Insects play an important role early in the decomposition of the material that will become compost. Ants, sow bugs, beetle grubs and springtails all eat decaying plant and fungal matter. As this matter passes through their digestive systems, it gets broken into smaller pieces that can be refined later in the composting process. Additionally, as ants travel through their underground tunnels, they carry phosphorus, potassium and other mineral nutrients to the compost pile.
Other small members of the animal kingdom that lack spines and so are called invertebrates also aid in composting. Several invertebrates process organic material from sources other than plant matter for the compost pile: Millipedes digest and metabolize insect carcasses, for example, while centipedes consume other living invertebrates. Most important, though, may be the earthworms, which excrete waste, called castings, that is richer in essential plant nutrients than most soil.

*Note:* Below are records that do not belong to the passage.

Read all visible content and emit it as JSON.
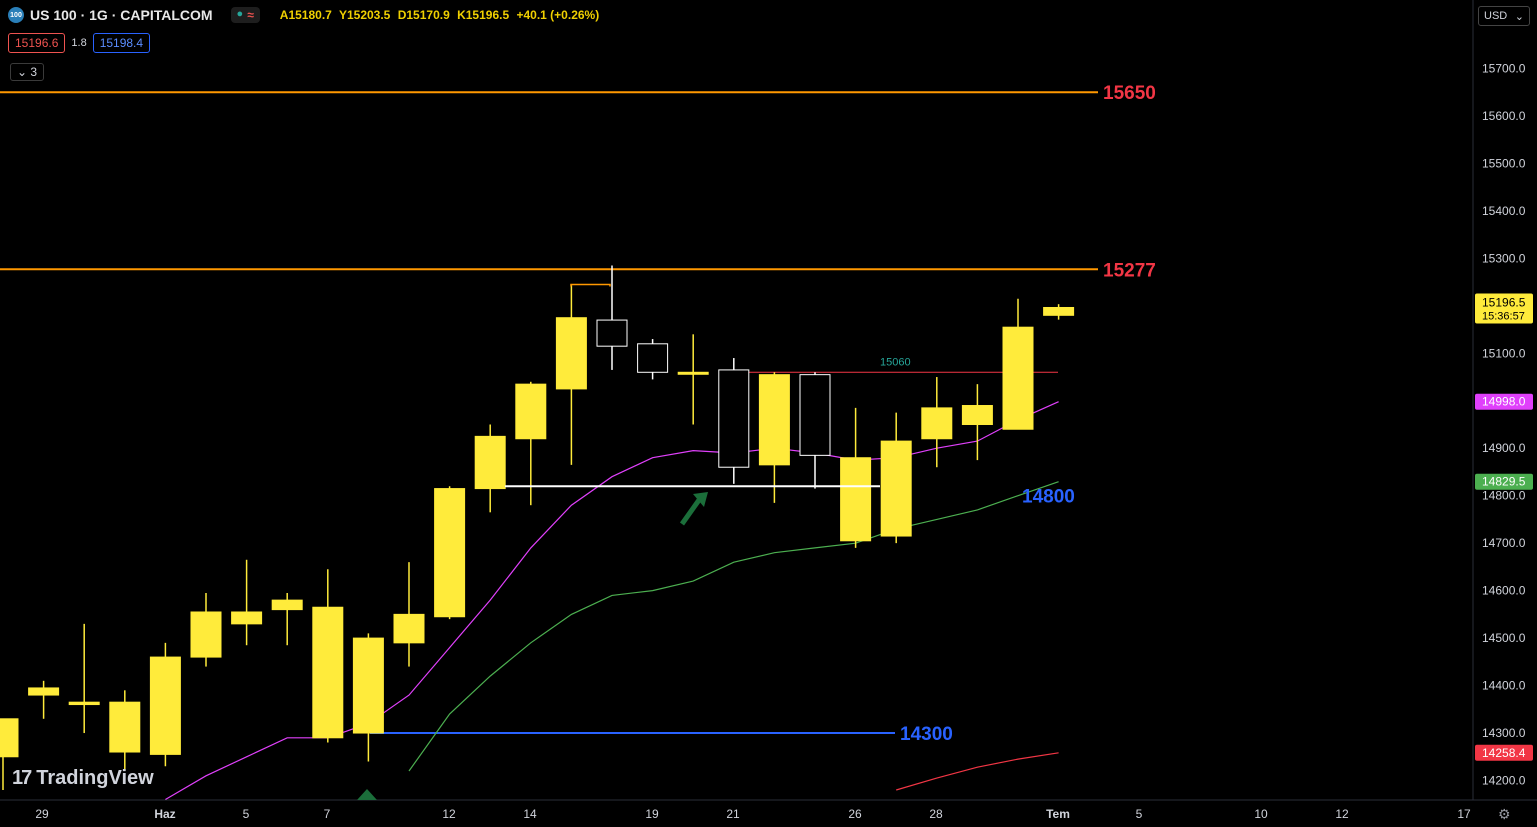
{
  "header": {
    "symbol_badge": "100",
    "title": "US 100 · 1G · CAPITALCOM",
    "status_dot": "●",
    "status_wave": "≈",
    "ohlc": {
      "open": "A15180.7",
      "high": "Y15203.5",
      "low": "D15170.9",
      "close": "K15196.5",
      "change": "+40.1 (+0.26%)"
    }
  },
  "trade": {
    "sell_price": "15196.6",
    "spread": "1.8",
    "buy_price": "15198.4"
  },
  "indicators_toggle": {
    "icon": "chevron-down-icon",
    "label": "3"
  },
  "price_scale": {
    "currency": "USD",
    "ticks": [
      "15700.0",
      "15600.0",
      "15500.0",
      "15400.0",
      "15300.0",
      "15100.0",
      "14900.0",
      "14800.0",
      "14700.0",
      "14600.0",
      "14500.0",
      "14400.0",
      "14300.0",
      "14200.0"
    ],
    "tick_values": [
      15700,
      15600,
      15500,
      15400,
      15300,
      15100,
      14900,
      14800,
      14700,
      14600,
      14500,
      14400,
      14300,
      14200
    ],
    "last_price": {
      "value": "15196.5",
      "countdown": "15:36:57",
      "color": "#ffeb3b"
    },
    "badges": [
      {
        "label": "14998.0",
        "value": 14998.0,
        "color": "#e040fb"
      },
      {
        "label": "14829.5",
        "value": 14829.5,
        "color": "#4caf50"
      },
      {
        "label": "14258.4",
        "value": 14258.4,
        "color": "#f23645"
      }
    ]
  },
  "time_axis": {
    "labels": [
      "29",
      "Haz",
      "5",
      "7",
      "12",
      "14",
      "19",
      "21",
      "26",
      "28",
      "Tem",
      "5",
      "10",
      "12",
      "17"
    ]
  },
  "chart_data": {
    "type": "candlestick",
    "symbol": "US 100",
    "timeframe": "1G",
    "candles": [
      {
        "o": 14250,
        "h": 14330,
        "l": 14180,
        "c": 14330
      },
      {
        "o": 14380,
        "h": 14410,
        "l": 14330,
        "c": 14395
      },
      {
        "o": 14360,
        "h": 14530,
        "l": 14300,
        "c": 14365
      },
      {
        "o": 14260,
        "h": 14390,
        "l": 14220,
        "c": 14365
      },
      {
        "o": 14255,
        "h": 14490,
        "l": 14230,
        "c": 14460
      },
      {
        "o": 14460,
        "h": 14595,
        "l": 14440,
        "c": 14555
      },
      {
        "o": 14530,
        "h": 14665,
        "l": 14485,
        "c": 14555
      },
      {
        "o": 14560,
        "h": 14595,
        "l": 14485,
        "c": 14580
      },
      {
        "o": 14290,
        "h": 14645,
        "l": 14280,
        "c": 14565
      },
      {
        "o": 14300,
        "h": 14510,
        "l": 14240,
        "c": 14500
      },
      {
        "o": 14490,
        "h": 14660,
        "l": 14440,
        "c": 14550
      },
      {
        "o": 14545,
        "h": 14820,
        "l": 14540,
        "c": 14815
      },
      {
        "o": 14815,
        "h": 14950,
        "l": 14765,
        "c": 14925
      },
      {
        "o": 14920,
        "h": 15040,
        "l": 14780,
        "c": 15035
      },
      {
        "o": 15025,
        "h": 15245,
        "l": 14865,
        "c": 15175
      },
      {
        "o": 15170,
        "h": 15285,
        "l": 15065,
        "c": 15115
      },
      {
        "o": 15120,
        "h": 15130,
        "l": 15045,
        "c": 15060
      },
      {
        "o": 15060,
        "h": 15140,
        "l": 14950,
        "c": 15060
      },
      {
        "o": 15065,
        "h": 15090,
        "l": 14825,
        "c": 14860
      },
      {
        "o": 14865,
        "h": 15060,
        "l": 14785,
        "c": 15055
      },
      {
        "o": 15055,
        "h": 15060,
        "l": 14815,
        "c": 14885
      },
      {
        "o": 14705,
        "h": 14985,
        "l": 14690,
        "c": 14880
      },
      {
        "o": 14715,
        "h": 14975,
        "l": 14700,
        "c": 14915
      },
      {
        "o": 14920,
        "h": 15050,
        "l": 14860,
        "c": 14985
      },
      {
        "o": 14950,
        "h": 15035,
        "l": 14875,
        "c": 14990
      },
      {
        "o": 14940,
        "h": 15215,
        "l": 14940,
        "c": 15155
      },
      {
        "o": 15180,
        "h": 15203.5,
        "l": 15170.9,
        "c": 15196.5
      }
    ],
    "moving_averages": [
      {
        "color": "#e040fb",
        "values": [
          null,
          null,
          null,
          null,
          14160,
          14210,
          14250,
          14290,
          14290,
          14320,
          14380,
          14480,
          14580,
          14690,
          14780,
          14840,
          14880,
          14895,
          14890,
          14900,
          14890,
          14875,
          14880,
          14900,
          14915,
          14960,
          14998
        ]
      },
      {
        "color": "#4caf50",
        "values": [
          null,
          null,
          null,
          null,
          null,
          null,
          null,
          null,
          null,
          null,
          14220,
          14340,
          14420,
          14490,
          14550,
          14590,
          14600,
          14620,
          14660,
          14680,
          14690,
          14700,
          14730,
          14750,
          14770,
          14800,
          14829.5
        ]
      },
      {
        "color": "#f23645",
        "values": [
          null,
          null,
          null,
          null,
          null,
          null,
          null,
          null,
          null,
          null,
          null,
          null,
          null,
          null,
          null,
          null,
          null,
          null,
          null,
          null,
          null,
          null,
          14180,
          14205,
          14228,
          14245,
          14258.4
        ]
      }
    ],
    "levels": [
      {
        "value": 15650,
        "label": "15650",
        "color": "#ff9800",
        "label_color": "#f23645"
      },
      {
        "value": 15277,
        "label": "15277",
        "color": "#ff9800",
        "label_color": "#f23645"
      },
      {
        "value": 15060,
        "label": "15060",
        "color": "#f23645",
        "label_color": "#26a69a"
      },
      {
        "value": 14300,
        "label": "14300",
        "color": "#2962ff",
        "label_color": "#2962ff"
      }
    ],
    "annotation_labels": {
      "support": "14800"
    },
    "colors": {
      "up": "#ffeb3b",
      "down": "#000000",
      "outline": "#ffffff",
      "ma_fast": "#e040fb",
      "ma_slow": "#4caf50",
      "arrow": "#1b6e3a"
    }
  },
  "branding": {
    "logo_text": "TradingView",
    "logo_mark": "17"
  },
  "settings_icon": "gear-icon"
}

With the exception of earthworm castings, much of the waste excreted by invertebrates undergoes further metabolic processes and releases more nutrients. Bacteria are integral to this stage of the composting process. They work with or without oxygen to metabolize the carbon-based compounds that make up the bulk of organic matter and are still present in invertebrate waste, producing new compounds that plants can use to grow.
After a wide range of less complex bacteria have metabolized most of the organic matter in the compound pile, a more organized type of bacteria, known as the actinomycetes, may flourish. Actinomycetes, once thought to be fungi, appear as thin gray filaments throughout the compost pile. They are essential to the decomposition of materials like starches and proteins that contain less carbon than the materials that lower-form bacteria process.
Fungal spores come to the compost pile on the wind or on the bodies of invertebrates. Because fungi prefer cooler temperatures, they are most likely to develop in compost after the bacterial action has subsided. Like actinomycetes, they break down the materials that basic bacteria have difficulty processing; the fungi are partial to the cellulose and lignin in plant matter. The appearance of fungi is usually a sign that a compost pile is ready for garden use.